Contesting the claim on Saakashvili’s good health before his arrest, Georgia’s Special Penitentiary Service presented health records showing a range of symptoms displayed and treatments undergone by the former President during his lifetime.

Lawyers claimed Saakashvili was unable to participate in today's trial due to "poor health". Photo: IPN. 

These included a diagnosis of meningo-encephalitis at the age of 3 to 4, injuries sustained in Tbilisi and Turkey between 2012 and 2013, a 2017 sleeve gastrectomy for treating “resistant, pathological obesity” of third degree, Post-Covid Syndrome in 2020 and treatment for anxiety and depression in 2021, before his arrest in Tbilisi.
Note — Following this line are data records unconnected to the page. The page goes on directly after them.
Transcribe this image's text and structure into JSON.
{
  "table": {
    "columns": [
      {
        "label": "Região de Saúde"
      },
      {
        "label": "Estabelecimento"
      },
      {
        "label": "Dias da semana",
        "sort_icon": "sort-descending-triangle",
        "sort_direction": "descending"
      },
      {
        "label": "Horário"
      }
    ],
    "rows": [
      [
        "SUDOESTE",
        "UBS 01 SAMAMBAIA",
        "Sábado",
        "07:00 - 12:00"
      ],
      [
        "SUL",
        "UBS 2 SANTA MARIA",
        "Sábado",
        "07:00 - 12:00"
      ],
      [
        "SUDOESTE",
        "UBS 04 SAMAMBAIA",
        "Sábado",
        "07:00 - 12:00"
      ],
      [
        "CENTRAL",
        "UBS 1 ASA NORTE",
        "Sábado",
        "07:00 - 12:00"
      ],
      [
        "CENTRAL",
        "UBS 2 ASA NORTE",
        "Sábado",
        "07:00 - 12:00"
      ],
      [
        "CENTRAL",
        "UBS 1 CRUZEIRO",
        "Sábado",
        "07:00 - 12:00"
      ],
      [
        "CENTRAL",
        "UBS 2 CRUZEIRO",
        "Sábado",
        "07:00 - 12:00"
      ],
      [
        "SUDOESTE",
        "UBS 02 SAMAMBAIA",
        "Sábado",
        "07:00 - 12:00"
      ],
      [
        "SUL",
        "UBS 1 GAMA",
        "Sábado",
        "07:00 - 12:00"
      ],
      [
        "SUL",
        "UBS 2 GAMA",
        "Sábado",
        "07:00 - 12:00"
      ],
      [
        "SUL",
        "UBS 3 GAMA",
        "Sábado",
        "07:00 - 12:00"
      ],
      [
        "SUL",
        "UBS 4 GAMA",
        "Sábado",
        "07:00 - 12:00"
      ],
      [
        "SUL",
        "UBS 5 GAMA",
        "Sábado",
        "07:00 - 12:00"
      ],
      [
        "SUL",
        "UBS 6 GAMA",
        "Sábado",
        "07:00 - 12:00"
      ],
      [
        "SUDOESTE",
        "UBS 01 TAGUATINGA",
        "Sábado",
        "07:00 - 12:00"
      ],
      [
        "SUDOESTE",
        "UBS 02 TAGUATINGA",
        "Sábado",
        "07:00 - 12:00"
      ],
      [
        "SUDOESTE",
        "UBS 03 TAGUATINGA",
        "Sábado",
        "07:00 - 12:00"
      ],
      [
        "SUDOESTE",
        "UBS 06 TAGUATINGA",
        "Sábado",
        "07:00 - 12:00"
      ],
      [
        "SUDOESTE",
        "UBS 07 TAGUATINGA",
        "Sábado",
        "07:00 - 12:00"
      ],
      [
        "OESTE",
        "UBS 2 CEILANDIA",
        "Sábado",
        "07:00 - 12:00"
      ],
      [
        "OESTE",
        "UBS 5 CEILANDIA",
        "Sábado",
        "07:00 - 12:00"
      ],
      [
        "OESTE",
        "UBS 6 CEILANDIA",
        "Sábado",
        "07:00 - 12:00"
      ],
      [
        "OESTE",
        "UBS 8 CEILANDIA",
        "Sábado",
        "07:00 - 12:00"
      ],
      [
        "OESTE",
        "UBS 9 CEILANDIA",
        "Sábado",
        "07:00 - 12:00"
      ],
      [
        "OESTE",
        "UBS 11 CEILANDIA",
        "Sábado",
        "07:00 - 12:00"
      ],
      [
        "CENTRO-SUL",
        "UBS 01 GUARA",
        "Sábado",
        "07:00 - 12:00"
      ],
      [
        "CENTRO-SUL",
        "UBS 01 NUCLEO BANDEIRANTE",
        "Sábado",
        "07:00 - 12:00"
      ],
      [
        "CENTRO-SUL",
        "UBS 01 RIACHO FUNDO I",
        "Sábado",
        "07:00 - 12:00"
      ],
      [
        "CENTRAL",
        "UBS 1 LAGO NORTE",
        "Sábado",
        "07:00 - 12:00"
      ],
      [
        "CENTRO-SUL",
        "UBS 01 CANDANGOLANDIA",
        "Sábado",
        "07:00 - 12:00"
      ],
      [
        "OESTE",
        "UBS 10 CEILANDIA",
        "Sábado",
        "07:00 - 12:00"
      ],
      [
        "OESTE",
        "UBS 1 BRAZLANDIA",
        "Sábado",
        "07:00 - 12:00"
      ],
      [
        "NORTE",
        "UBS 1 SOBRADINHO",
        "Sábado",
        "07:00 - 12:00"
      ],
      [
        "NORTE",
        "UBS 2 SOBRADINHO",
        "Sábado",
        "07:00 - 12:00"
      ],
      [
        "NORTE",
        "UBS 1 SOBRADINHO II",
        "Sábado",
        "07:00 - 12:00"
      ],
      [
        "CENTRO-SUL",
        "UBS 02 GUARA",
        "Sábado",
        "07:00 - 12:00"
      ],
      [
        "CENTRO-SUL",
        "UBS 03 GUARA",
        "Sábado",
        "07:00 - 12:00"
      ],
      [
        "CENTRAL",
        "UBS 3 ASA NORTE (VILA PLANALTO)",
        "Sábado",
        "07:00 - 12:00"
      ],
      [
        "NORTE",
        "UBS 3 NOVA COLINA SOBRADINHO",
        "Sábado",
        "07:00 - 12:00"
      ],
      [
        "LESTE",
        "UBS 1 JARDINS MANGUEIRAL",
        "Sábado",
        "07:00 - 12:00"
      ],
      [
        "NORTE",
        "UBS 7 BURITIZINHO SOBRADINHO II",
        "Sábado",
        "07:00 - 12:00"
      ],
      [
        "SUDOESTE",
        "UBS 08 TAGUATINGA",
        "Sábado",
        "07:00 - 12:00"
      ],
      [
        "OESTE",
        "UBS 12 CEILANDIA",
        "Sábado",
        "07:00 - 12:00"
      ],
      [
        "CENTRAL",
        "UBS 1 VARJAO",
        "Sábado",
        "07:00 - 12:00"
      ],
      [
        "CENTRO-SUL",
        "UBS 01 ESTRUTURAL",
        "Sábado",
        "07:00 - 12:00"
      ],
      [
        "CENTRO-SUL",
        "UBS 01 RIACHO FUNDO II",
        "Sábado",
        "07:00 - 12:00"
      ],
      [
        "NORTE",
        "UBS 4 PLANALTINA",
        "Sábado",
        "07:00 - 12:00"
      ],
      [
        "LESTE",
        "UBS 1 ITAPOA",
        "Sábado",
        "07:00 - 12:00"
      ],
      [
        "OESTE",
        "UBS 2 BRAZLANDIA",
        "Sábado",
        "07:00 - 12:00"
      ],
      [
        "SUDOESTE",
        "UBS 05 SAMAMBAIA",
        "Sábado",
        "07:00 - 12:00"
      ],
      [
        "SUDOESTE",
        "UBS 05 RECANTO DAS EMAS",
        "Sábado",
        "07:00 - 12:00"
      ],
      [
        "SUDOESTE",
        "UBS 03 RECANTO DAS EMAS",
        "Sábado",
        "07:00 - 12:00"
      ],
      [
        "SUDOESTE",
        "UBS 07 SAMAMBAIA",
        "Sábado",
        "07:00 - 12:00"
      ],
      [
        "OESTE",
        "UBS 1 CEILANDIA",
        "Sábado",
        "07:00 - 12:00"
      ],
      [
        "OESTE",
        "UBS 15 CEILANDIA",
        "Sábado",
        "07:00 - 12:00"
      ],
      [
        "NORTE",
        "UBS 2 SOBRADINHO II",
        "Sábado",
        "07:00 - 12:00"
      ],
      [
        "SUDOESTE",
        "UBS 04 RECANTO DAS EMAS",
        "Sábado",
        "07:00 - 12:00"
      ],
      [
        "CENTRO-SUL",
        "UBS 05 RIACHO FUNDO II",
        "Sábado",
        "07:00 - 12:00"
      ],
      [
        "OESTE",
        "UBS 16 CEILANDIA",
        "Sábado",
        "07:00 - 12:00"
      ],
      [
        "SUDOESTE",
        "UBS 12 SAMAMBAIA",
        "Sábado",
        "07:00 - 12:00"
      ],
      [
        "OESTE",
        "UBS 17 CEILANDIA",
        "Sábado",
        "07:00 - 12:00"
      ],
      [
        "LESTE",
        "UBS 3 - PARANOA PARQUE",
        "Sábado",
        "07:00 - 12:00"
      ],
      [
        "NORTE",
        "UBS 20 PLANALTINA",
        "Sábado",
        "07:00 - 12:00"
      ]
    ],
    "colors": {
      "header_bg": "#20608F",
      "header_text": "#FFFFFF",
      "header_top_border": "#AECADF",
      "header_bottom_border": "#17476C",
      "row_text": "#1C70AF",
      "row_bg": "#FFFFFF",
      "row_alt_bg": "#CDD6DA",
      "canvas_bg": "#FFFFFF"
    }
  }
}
Malkhaz Urtmelidze, the Head of the Medical Department of the Service, also cited Saakashvili as having said he had consumed up to two bottles of cognac together with medication to calm himself down before his arrest, and challenged the American professional on whether the intake of the alcohol dose was “normal”. In his response, Lahan acknowledged consumption of alcohol in taking medicine for treatment of depression and anxiety was “not acceptable” from the medical point of view. 

Urtmelidze also countered the health professional’s comment on dementia by saying Saakashvili would not be able to “speak five languages or write letters from prison” had he been suffering from the diagnosis.

The health report commissioned by Empathy, which had pointed to more than 20 health issues and raised the potential of “coma and death” for Saakashvili, was cited by the imprisoned politician’s lawyers in their appeal to the court on December 1 to either release Saakashvili or postpone the rest of his sentence. 

Responding to the appeal, authorities said Saakashvili was engaging in “self-harm” and refusing to follow doctors’ instructions in order to “escape justice” through the medical cause.

Saakashvili, a citizen of Ukraine, was arrested in Tbilisi ahead of municipal elections and is now serving a six-year term for abuse of power in two separate cases stemming back to his time in office, while three other cases are pending.

The next trial hearing on whether he will be granted release or postponement of sentence is scheduled for Wednesday.